Kazan nous immerge dans cette Amérique et montre le bouleversement provoqué par la crise de 1929 avec l'avant et l'après. Il dénonce aussi les conventions d'une époque et certaines influences qui peuvent se révéler néfaste, surtout lorsqu'un père tente de lui-même faire la vie de son fils. Visuellement c'est superbe, que ce soit grâce à la qualité de l'image ou de la reconstitution, intérieur et extérieur, de Kazan qui nous transporte dans le Kansas et capte la façon de vivre à ce moment-là.
S'il y a bien une constante dans la filmographie d'Elia Kazan, c'est bien son exceptionnelle direction d'acteur et "Splendor in the Grass" ne déroge pas à la règle. Natalie Wood trouve là son meilleur rôle, d'abord jeune, belle, charmante et innocente puis sombrant peu à peu et montrant comment l'amour, un sentiment à la base si innocent, peut faire si mal. Elle rend son personnage attachant et son évolution bouleversante. Elia Kazan joua d'ailleurs avec sa peur naturelle de l'eau, notamment lors de la scène de bain. En face d'elle, Warren Beatty dans l'un de ses tout premiers rôles est excellent, d'abord pris sous l'autorité de son père et passant pour le fils modèle face à une sœur plus "libre" et enfin, en se rendant peu à peu compte de ses erreurs. Les seconds rôles ne sont pas négligés, loin de là et notamment Pat Hingle dans le rôle du père de Bud et Barbara Loden dans celui de sa sœur.

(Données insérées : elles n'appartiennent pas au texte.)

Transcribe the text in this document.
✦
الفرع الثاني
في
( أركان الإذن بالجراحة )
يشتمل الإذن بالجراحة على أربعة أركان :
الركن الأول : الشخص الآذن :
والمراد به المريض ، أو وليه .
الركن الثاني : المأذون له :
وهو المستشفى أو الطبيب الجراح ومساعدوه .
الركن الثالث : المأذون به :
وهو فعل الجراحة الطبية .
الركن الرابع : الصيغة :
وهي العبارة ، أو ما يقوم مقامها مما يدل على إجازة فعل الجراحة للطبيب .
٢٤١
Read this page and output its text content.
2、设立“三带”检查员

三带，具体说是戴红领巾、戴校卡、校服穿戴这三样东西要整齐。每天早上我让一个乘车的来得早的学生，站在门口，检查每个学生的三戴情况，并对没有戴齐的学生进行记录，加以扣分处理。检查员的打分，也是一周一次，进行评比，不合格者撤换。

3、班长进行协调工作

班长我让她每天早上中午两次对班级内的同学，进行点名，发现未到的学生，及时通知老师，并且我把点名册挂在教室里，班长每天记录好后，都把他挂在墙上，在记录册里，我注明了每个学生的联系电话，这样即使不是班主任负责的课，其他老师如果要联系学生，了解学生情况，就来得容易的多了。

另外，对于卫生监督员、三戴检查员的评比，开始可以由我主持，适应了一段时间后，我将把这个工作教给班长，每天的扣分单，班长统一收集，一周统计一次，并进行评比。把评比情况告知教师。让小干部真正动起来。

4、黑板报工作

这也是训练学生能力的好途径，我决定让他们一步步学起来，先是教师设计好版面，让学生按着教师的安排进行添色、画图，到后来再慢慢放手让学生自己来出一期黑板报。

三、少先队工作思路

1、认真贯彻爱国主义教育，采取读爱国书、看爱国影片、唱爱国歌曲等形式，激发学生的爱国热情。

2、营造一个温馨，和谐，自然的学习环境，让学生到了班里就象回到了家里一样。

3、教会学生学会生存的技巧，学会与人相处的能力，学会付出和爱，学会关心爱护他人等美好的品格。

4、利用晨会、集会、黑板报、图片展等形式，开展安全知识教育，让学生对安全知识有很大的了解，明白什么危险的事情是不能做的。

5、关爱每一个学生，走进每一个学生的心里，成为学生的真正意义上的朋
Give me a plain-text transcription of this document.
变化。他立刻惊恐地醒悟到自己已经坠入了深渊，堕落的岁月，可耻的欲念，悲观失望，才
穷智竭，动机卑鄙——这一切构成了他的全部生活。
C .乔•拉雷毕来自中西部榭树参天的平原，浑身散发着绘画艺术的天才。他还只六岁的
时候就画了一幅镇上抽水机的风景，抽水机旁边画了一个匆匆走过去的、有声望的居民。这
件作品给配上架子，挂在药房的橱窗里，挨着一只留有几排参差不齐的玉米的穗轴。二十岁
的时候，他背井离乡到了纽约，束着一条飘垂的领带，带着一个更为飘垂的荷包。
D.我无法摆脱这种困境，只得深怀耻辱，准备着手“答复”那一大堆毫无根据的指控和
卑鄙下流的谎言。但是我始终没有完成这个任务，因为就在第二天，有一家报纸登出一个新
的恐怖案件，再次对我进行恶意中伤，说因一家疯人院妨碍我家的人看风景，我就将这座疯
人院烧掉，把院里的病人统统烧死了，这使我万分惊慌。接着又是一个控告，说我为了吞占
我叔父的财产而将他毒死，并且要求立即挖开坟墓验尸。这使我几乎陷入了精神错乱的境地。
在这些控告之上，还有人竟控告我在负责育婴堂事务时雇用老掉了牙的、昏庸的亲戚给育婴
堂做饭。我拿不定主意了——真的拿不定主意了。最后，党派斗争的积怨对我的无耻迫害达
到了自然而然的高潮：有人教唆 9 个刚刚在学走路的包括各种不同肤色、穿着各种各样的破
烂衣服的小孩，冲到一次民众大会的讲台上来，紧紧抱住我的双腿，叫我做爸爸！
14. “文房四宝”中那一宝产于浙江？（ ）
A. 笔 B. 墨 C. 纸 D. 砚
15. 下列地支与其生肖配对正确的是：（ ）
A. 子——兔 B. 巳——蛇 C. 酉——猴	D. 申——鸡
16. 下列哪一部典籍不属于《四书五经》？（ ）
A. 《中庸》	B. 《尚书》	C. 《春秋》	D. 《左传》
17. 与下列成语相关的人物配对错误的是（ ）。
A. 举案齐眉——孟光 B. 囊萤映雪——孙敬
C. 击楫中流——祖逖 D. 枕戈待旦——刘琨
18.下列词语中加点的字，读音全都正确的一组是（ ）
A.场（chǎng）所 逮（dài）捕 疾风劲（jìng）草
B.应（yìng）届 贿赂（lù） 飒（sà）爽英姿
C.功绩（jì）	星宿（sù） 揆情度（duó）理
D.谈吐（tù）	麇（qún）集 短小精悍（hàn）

Porté par la magnifique et brillante Natalie Wood qui ne m'a jamais laissé indifférent, "Splendor in the Grass" m'a fortement marqué et pris aux tripes comme peu de films ont su le faire. Une oeuvre bouleversante où Elia Kazan montre à nouveau quel brillant metteur en scène il était.
C'était dans le cadre d'une nouvelle vision de certains films que je n'avais plus revu depuis mon inscription sur SC et finalement, il n'a jamais volé cette place dans mon top 10 films qu'il n'est pas prêt de quitter.